Se Tarantino abusa da imaginação, o filme de Lee Daniels, "Preciosa - uma história de esperança", vale-se da ultra-realidade para contar seu roteiro. A história se passa no Harlem, bairro negro americano, em 1987, e tem como protagonista Claireece Precious (daí o irônico "preciosa") Jones, a atriz Gabourey Sidibe - negra, gorda e feia. Além disso, espera seu segundo filho, com 16 anos, ambos resultados de estupro incestuoso por parte do pai. Sua mãe, com atuação impecável de Mo'Nique, à maltrata verbal e fisicamente, fazendo-a de escrava, e exigindo que o Estado lhe dê a pensão pelas netas, já que a "preciosa" ainda não chegou à maioridade. Eis que uma professora lésbica de humanidade incrível, a bela Paula Patton, chama Jones para uma escola alternativa, com outras jovens socialmente excluídas. Soma-se a ela uma assistente social (Mariah Carey), provavelmente inexistente no mundo tamanho acerto em suas atitudes, e as coisas começam a mudar. O filme escapa de duas possíveis armadilhas. A primeira seria o maniqueísmo sensacionalisa, que não ocorre, visto atitudes violentas da própria Preciosa, bem como alguns sentimentos humanos reproduzidos pela mãe. A segunda poderia ser o excesso de personagens densos, mas cada um é bem incorporado ao roteiro. Enfim, é um filme que emociona, e que mostra com muita propriedade a segregação racial nos EUA, em pleno início da década de 1990. Mereceria "Melhor Atriz" e "Melhor Atriz Coadjuvante", embora a maior parte da crítica considera o longa apenas favorito no segundo quesito, já que Meryl Streep ainda é a queridinha dos estadunidenses. Mas, independente disso, será estranho ver uma negra, gorda, que fez o papel que fez, sendo premiada pela fábrica de rostos padronizados de Hollywood. Em uma das cenas do filme, Preciosa olha para o espelho e vê refletida uma loira, branca de cabelos lisos, como ela gostaria de ser, de certa forma uma crítica a todo esse espetáculo. Tudo bem, eu também acho o indiano "Quem quer ser um milionário" contraditório com os padrões do Oscar devido ao roteiro também crítico à seletiva espetacularização social decorrente da premiação. Vai entender, mas será, sem dúvida um momento interessante de se acompanhar, espero que o discurso da atriz, Mo'Nique ou Gabourey Sidibe, ao menos ele, seja contundente como o filme.

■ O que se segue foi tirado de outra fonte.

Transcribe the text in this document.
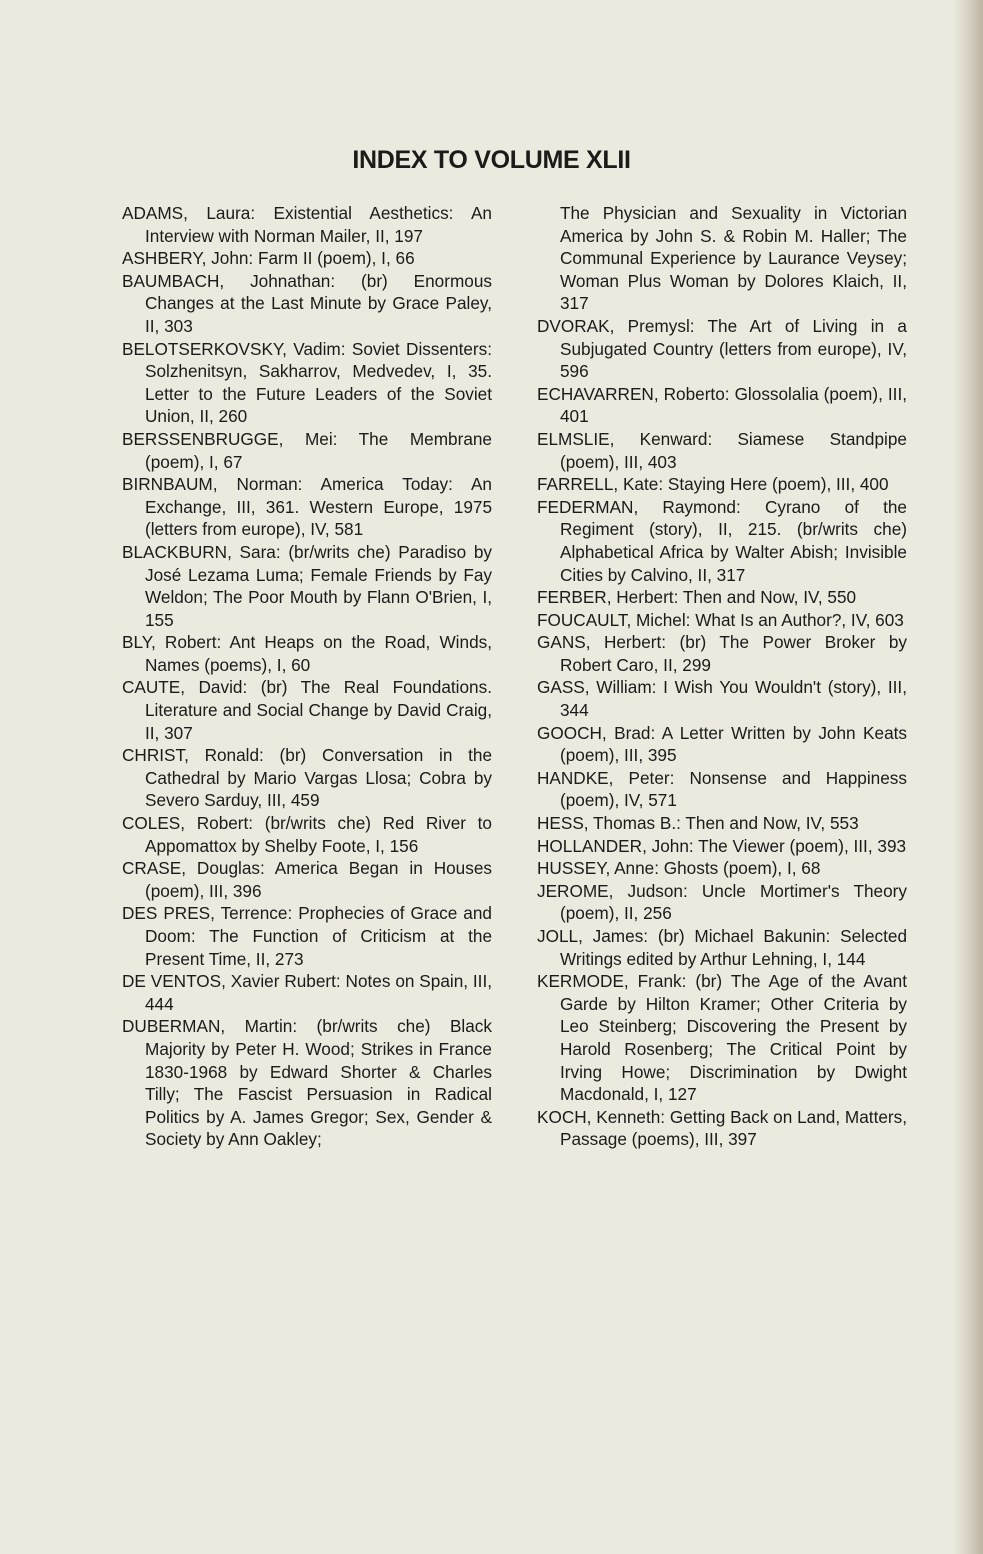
INDEX TO VOLUME XLII
ADAMS, Laura: Existential Aesthetics: An Interview with Norman Mailer, II, 197
ASHBERY, John: Farm II (poem), I, 66
BAUMBACH, Johnathan: (br) Enormous Changes at the Last Minute by Grace Paley, II, 303
BELOTSERKOVSKY, Vadim: Soviet Dissenters: Solzhenitsyn, Sakharrov, Medvedev, I, 35. Letter to the Future Leaders of the Soviet Union, II, 260
BERSSENBRUGGE, Mei: The Membrane (poem), I, 67
BIRNBAUM, Norman: America Today: An Exchange, III, 361. Western Europe, 1975 (letters from europe), IV, 581
BLACKBURN, Sara: (br/writs che) Paradiso by José Lezama Luma; Female Friends by Fay Weldon; The Poor Mouth by Flann O'Brien, I, 155
BLY, Robert: Ant Heaps on the Road, Winds, Names (poems), I, 60
CAUTE, David: (br) The Real Foundations. Literature and Social Change by David Craig, II, 307
CHRIST, Ronald: (br) Conversation in the Cathedral by Mario Vargas Llosa; Cobra by Severo Sarduy, III, 459
COLES, Robert: (br/writs che) Red River to Appomattox by Shelby Foote, I, 156
CRASE, Douglas: America Began in Houses (poem), III, 396
DES PRES, Terrence: Prophecies of Grace and Doom: The Function of Criticism at the Present Time, II, 273
DE VENTOS, Xavier Rubert: Notes on Spain, III, 444
DUBERMAN, Martin: (br/writs che) Black Majority by Peter H. Wood; Strikes in France 1830-1968 by Edward Shorter & Charles Tilly; The Fascist Persuasion in Radical Politics by A. James Gregor; Sex, Gender & Society by Ann Oakley;
The Physician and Sexuality in Victorian America by John S. & Robin M. Haller; The Communal Experience by Laurance Veysey; Woman Plus Woman by Dolores Klaich, II, 317
DVORAK, Premysl: The Art of Living in a Subjugated Country (letters from europe), IV, 596
ECHAVARREN, Roberto: Glossolalia (poem), III, 401
ELMSLIE, Kenward: Siamese Standpipe (poem), III, 403
FARRELL, Kate: Staying Here (poem), III, 400
FEDERMAN, Raymond: Cyrano of the Regiment (story), II, 215. (br/writs che) Alphabetical Africa by Walter Abish; Invisible Cities by Calvino, II, 317
FERBER, Herbert: Then and Now, IV, 550
FOUCAULT, Michel: What Is an Author?, IV, 603
GANS, Herbert: (br) The Power Broker by Robert Caro, II, 299
GASS, William: I Wish You Wouldn't (story), III, 344
GOOCH, Brad: A Letter Written by John Keats (poem), III, 395
HANDKE, Peter: Nonsense and Happiness (poem), IV, 571
HESS, Thomas B.: Then and Now, IV, 553
HOLLANDER, John: The Viewer (poem), III, 393
HUSSEY, Anne: Ghosts (poem), I, 68
JEROME, Judson: Uncle Mortimer's Theory (poem), II, 256
JOLL, James: (br) Michael Bakunin: Selected Writings edited by Arthur Lehning, I, 144
KERMODE, Frank: (br) The Age of the Avant Garde by Hilton Kramer; Other Criteria by Leo Steinberg; Discovering the Present by Harold Rosenberg; The Critical Point by Irving Howe; Discrimination by Dwight Macdonald, I, 127
KOCH, Kenneth: Getting Back on Land, Matters, Passage (poems), III, 397
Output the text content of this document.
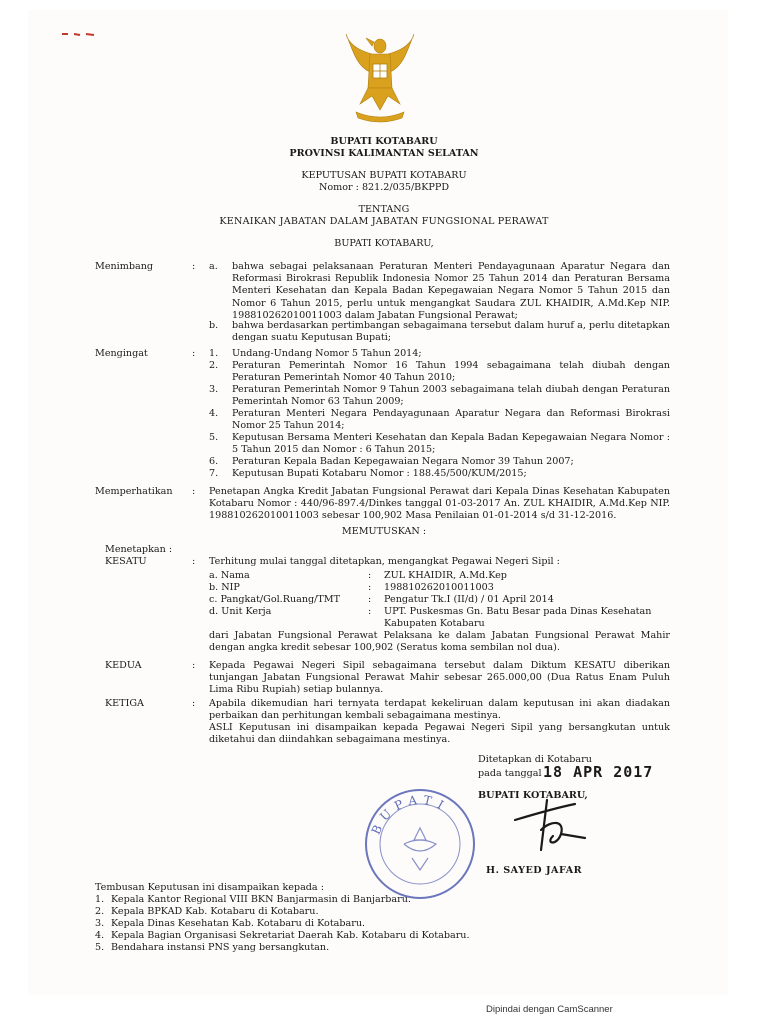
BUPATI KOTABARU
PROVINSI KALIMANTAN SELATAN
KEPUTUSAN BUPATI KOTABARU
Nomor : 821.2/035/BKPPD
TENTANG
KENAIKAN JABATAN DALAM JABATAN FUNGSIONAL PERAWAT
BUPATI KOTABARU,
Menimbang	: a. bahwa sebagai pelaksanaan Peraturan Menteri Pendayagunaan Aparatur Negara dan Reformasi Birokrasi Republik Indonesia Nomor 25 Tahun 2014 dan Peraturan Bersama Menteri Kesehatan dan Kepala Badan Kepegawaian Negara Nomor 5 Tahun 2015 dan Nomor 6 Tahun 2015, perlu untuk mengangkat Saudara ZUL KHAIDIR, A.Md.Kep NIP. 198810262010011003 dalam Jabatan Fungsional Perawat;
b. bahwa berdasarkan pertimbangan sebagaimana tersebut dalam huruf a, perlu ditetapkan dengan suatu Keputusan Bupati;
Mengingat	: 1. Undang-Undang Nomor 5 Tahun 2014;
2. Peraturan Pemerintah Nomor 16 Tahun 1994 sebagaimana telah diubah dengan Peraturan Pemerintah Nomor 40 Tahun 2010;
3. Peraturan Pemerintah Nomor 9 Tahun 2003 sebagaimana telah diubah dengan Peraturan Pemerintah Nomor 63 Tahun 2009;
4. Peraturan Menteri Negara Pendayagunaan Aparatur Negara dan Reformasi Birokrasi Nomor 25 Tahun 2014;
5. Keputusan Bersama Menteri Kesehatan dan Kepala Badan Kepegawaian Negara Nomor : 5 Tahun 2015 dan Nomor : 6 Tahun 2015;
6. Peraturan Kepala Badan Kepegawaian Negara Nomor 39 Tahun 2007;
7. Keputusan Bupati Kotabaru Nomor : 188.45/500/KUM/2015;
Memperhatikan : Penetapan Angka Kredit Jabatan Fungsional Perawat dari Kepala Dinas Kesehatan Kabupaten Kotabaru Nomor : 440/96-897.4/Dinkes tanggal 01-03-2017 An. ZUL KHAIDIR, A.Md.Kep NIP. 198810262010011003 sebesar 100,902 Masa Penilaian 01-01-2014 s/d 31-12-2016.
MEMUTUSKAN :
Menetapkan :
KESATU	: Terhitung mulai tanggal ditetapkan, mengangkat Pegawai Negeri Sipil :
a. Nama	: ZUL KHAIDIR, A.Md.Kep
b. NIP	: 198810262010011003
c. Pangkat/Gol.Ruang/TMT	: Pengatur Tk.I (II/d) / 01 April 2014
d. Unit Kerja	: UPT. Puskesmas Gn. Batu Besar pada Dinas Kesehatan Kabupaten Kotabaru
dari Jabatan Fungsional Perawat Pelaksana ke dalam Jabatan Fungsional Perawat Mahir dengan angka kredit sebesar 100,902 (Seratus koma sembilan nol dua).
KEDUA	: Kepada Pegawai Negeri Sipil sebagaimana tersebut dalam Diktum KESATU diberikan tunjangan Jabatan Fungsional Perawat Mahir sebesar 265.000,00 (Dua Ratus Enam Puluh Lima Ribu Rupiah) setiap bulannya.
KETIGA	: Apabila dikemudian hari ternyata terdapat kekeliruan dalam keputusan ini akan diadakan perbaikan dan perhitungan kembali sebagaimana mestinya.
ASLI Keputusan ini disampaikan kepada Pegawai Negeri Sipil yang bersangkutan untuk diketahui dan diindahkan sebagaimana mestinya.
Ditetapkan di Kotabaru
pada tanggal 18 APR 2017
BUPATI
BUPATI KOTABARU,
H. SAYED JAFAR
Tembusan Keputusan ini disampaikan kepada :
1. Kepala Kantor Regional VIII BKN Banjarmasin di Banjarbaru.
2. Kepala BPKAD Kab. Kotabaru di Kotabaru.
3. Kepala Dinas Kesehatan Kab. Kotabaru di Kotabaru.
4. Kepala Bagian Organisasi Sekretariat Daerah Kab. Kotabaru di Kotabaru.
5. Bendahara instansi PNS yang bersangkutan.
Dipindai dengan CamScanner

Com menos holofotes, o falsamente despretencioso "Amor sem escalas" - de Jason Reitman, famoso por "Juno" - também trata de um tema caro à sociedade contemporânea, a frieza do mundo corporativo. George Clooney intepreta um executivo de uma empresa que terceiriza demissões, tendo, portanto, como função correr os EUA para demitir pessoas, o que faz com êxito e sem demonstrações de remorsos. Rian Binghan, personagem de Clooney, sequer tem residência física, e trata com extrema indiferença sua família, e seu sonho é completar 10 milhões de milhas viajadas. A trama se inicia quando Binghan conhece a igualmente workaholic Alex, interpretada Vera Farmiga, que pode ser considerada sua versão feminina e inicia um romance executivo, pautado pelos seus encontros durante a vida de trabalho. Entra também na vida de Binghan, a jovem Natalie, uma espécie de trainee do executivo, que tenta fazer pose de durona mas não consegue suportar a crueldade requerida pela função de seu chefe. Enfim, é uma comédia romântica na qual o romance torna-se segundo plano, visto que os questionamentos de Natalie sobre a desumanização do mundo corporativo, bem como os diálogos com os trabalhadores que são mandados embora, roubam a cena. Embora não preencha nenhum quesito da premiação de domingo como favorito absoluto - talvez Clooney corra por fora como melhor ator -, é um filme que vale a pena ser visto. Repete a difícil tarefa, normalemente executada por Woody Allen, de tocar em questões delicadas e tensas de maneira cômica e leve, sem ser, entretanto, superficial ou simplista. Assim, a melhor classificação, como afirmei anteriormente, seria de "falsamente despretencioso".



Faço uma ressalva para "Guerra ao Terror", que vem sendo aclamado pela crítica e deve levar algumas estatuetas. Assisti há algum tempo, antes de chegar aos cines, e não gostei, mas o sentimento foi tão distinto da análise corrente, que prefiro, humildemente, aguardar para assistí-lo novamente, para ter uma opinião melhor formada, embora tenha certeza que, no quesito guerra, nem se compare ao "No vale das sombras", de 2007, que nada levou, tanto da crítica como do certame de Hollywood. O que o Oscar nos mostra? Características da indústria cinematográfica e padronizações estadunidense, bem como os discursos aceito pela hegemônica indústria de entretenimento, é claro. Mas também filmes que merecem ser levados adiante, para além do ilusório galmour hollywoodiano. Bom Oscar a todos!

4 palpites:

Adorei a análise! infelizmente também concordo com o diagnóstico da previsibilidade do Oscar...

enfim, aos vencedores, as batatas!

Chico Jorge

é my brother, fiquei bastante interessado por amor sem escalas, e temos uma opinião similar quanto aos bastardos inglórios. Alias o tema de amor sem escalas tem sido uma constante na minha vida corporativa, estou colocando minha carreira em analise enquanto leio Amor Liquido de Bauman, e fico assustado com a desumanização que os escritórios estão promovendo nessa modernidade liquida

abração brother

Também gostei da análise. Caso tivesse elogiado Guerra ao Terror teria parado de ler. rssrs

Não entendi o pq de tanto frisson nesse filme. Vc não comentou, mas The Blind Side é outro filme que está no OSCAR de gaiato.

Bom Oscar a todos, eu acho difícil, já que para quem não tem TV PAGA, tem que se contentar com a triste exibição da Rede Bobo.